Front. Cell. Neurosci., 16 March 2016 |

Editorial: Determinants of Synaptic Information Transfer: From Ca2+ Binding Proteins to Ca2+ Signaling Domains

  • 1Institut des Neurosciences Cellulaires et Integratives, Centre National de la Recherche Scientifique UPR 3212, Strasbourg, France
  • 2Wolfson Institute for Biomedical Research and Department of Neuroscience, Physiology and Pharmacology, University College London, London, UK
  • 3Medical Faculty, Carl-Ludwig Institute for Physiology, University of Leipzig, Leipzig, Germany

Ca2+ ions are key regulators of fundamental synaptic processes including transmitter release and the induction of plasticity. They act within complex topographical relationships between the sites of Ca2+ influx and those sites where the Ca2+ controlled effector proteins are located. These topographies are dynamically shaped by protein-complexes and the spatio-temporal extent of Ca2+ elevations within these topographies is controlled by Ca2+ buffers. Ultimately, these spatio-temporal relationships determine the details of Ca2+ induced effects. This e-book deals with the significance of localized synaptic calcium signaling.
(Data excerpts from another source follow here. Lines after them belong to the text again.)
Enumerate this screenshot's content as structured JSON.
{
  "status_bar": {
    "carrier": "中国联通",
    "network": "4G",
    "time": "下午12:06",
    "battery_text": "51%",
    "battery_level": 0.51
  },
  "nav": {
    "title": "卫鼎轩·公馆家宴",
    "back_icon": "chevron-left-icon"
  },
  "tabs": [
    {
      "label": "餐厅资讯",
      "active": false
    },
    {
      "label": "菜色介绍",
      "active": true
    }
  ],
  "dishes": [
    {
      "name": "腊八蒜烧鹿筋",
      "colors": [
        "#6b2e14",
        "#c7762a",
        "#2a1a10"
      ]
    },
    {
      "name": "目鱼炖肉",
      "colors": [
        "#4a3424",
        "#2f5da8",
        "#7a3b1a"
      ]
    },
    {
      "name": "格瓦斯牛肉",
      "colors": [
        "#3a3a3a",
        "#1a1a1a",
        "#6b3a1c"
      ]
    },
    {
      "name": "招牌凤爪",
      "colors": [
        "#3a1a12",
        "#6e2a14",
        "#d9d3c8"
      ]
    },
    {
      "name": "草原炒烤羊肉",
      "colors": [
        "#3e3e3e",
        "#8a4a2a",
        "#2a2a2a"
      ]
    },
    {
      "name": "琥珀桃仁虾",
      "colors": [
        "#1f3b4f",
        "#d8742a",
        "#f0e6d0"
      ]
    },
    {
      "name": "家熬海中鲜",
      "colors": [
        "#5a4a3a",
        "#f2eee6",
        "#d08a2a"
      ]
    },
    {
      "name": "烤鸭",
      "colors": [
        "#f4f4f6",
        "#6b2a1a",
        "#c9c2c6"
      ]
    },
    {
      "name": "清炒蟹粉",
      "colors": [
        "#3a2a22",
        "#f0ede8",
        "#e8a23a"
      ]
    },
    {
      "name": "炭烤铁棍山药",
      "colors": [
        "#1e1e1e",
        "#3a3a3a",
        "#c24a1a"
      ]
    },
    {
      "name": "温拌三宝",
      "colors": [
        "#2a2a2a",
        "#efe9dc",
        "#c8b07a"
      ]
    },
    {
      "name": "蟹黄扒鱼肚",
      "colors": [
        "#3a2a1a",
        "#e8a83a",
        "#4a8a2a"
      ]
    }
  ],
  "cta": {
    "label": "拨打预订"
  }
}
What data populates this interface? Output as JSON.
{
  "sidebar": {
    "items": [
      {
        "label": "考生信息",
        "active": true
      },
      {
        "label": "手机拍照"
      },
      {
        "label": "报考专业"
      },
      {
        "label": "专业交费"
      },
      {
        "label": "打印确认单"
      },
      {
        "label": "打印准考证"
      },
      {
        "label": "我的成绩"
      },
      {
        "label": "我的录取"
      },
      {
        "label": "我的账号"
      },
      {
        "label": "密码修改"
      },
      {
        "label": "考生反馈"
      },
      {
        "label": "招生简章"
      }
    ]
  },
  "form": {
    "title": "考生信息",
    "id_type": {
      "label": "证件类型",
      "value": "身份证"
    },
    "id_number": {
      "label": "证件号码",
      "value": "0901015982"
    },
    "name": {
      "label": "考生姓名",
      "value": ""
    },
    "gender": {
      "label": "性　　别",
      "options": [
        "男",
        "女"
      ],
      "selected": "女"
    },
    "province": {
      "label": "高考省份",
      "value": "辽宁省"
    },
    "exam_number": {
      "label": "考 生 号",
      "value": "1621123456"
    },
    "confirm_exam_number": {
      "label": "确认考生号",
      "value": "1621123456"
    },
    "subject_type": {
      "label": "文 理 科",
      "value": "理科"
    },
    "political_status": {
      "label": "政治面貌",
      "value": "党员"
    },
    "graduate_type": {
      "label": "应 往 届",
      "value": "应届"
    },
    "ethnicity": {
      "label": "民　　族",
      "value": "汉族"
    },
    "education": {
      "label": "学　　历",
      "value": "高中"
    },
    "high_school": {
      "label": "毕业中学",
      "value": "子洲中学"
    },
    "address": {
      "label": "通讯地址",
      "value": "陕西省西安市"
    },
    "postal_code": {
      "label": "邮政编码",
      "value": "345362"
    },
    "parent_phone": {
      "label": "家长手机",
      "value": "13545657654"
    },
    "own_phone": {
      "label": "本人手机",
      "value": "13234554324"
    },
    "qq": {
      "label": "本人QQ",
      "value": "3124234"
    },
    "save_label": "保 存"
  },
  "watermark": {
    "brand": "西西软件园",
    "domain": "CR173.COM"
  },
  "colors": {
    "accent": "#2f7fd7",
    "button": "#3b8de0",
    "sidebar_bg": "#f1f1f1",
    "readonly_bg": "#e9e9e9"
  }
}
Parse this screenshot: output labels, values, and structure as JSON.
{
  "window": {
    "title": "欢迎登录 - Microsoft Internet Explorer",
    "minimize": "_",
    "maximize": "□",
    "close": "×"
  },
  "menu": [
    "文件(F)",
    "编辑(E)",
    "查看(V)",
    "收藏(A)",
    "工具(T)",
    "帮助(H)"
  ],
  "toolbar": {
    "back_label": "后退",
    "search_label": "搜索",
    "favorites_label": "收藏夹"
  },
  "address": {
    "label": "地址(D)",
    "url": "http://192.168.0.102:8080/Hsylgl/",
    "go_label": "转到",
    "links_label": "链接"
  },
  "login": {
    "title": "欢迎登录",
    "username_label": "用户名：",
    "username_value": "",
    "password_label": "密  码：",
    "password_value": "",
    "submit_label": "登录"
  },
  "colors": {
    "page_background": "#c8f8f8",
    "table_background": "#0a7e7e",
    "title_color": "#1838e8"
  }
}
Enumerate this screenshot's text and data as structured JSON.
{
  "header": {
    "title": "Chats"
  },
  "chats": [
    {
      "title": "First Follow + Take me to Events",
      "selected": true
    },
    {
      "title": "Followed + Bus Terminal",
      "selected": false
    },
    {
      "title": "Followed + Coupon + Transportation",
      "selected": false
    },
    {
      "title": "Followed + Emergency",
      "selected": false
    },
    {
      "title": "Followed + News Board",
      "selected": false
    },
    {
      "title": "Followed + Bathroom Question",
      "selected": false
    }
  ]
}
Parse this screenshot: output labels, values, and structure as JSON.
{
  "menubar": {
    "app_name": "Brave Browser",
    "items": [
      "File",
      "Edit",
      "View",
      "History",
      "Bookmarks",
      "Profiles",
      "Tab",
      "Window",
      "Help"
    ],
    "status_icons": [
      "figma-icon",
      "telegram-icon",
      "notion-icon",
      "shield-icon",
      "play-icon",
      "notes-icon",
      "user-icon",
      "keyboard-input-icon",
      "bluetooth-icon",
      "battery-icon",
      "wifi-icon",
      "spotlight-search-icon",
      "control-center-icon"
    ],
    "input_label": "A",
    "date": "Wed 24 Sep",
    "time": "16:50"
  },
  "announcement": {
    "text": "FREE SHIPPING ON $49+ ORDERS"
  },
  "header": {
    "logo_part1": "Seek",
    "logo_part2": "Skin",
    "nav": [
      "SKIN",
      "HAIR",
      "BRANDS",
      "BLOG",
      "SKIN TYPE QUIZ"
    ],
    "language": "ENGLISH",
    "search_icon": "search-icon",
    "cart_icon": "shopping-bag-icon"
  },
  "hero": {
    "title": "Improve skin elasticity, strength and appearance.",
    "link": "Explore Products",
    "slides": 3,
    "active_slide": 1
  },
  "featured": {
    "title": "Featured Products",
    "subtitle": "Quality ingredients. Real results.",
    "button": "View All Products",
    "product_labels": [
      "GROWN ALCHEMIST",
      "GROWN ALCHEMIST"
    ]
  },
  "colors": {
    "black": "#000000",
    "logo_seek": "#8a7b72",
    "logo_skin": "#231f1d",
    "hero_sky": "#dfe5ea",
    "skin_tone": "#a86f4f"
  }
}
Synaptic information transfer begins with presynaptic transmitter release. Wang and Augustine review the concept of local presynaptic Ca2+ signaling domains and their functional importance for release, focusing on two giant presynaptic terminals, the squid giant synapse and the calyx of Held. Central concepts that still dominate our view about the significance of presynaptic Ca2+ domains were originally developed using these two synapses. The authors describe the distinction between nano- and micro-domain topographies and the evidence for a developmental regulation of Ca2+ domains at several synapses.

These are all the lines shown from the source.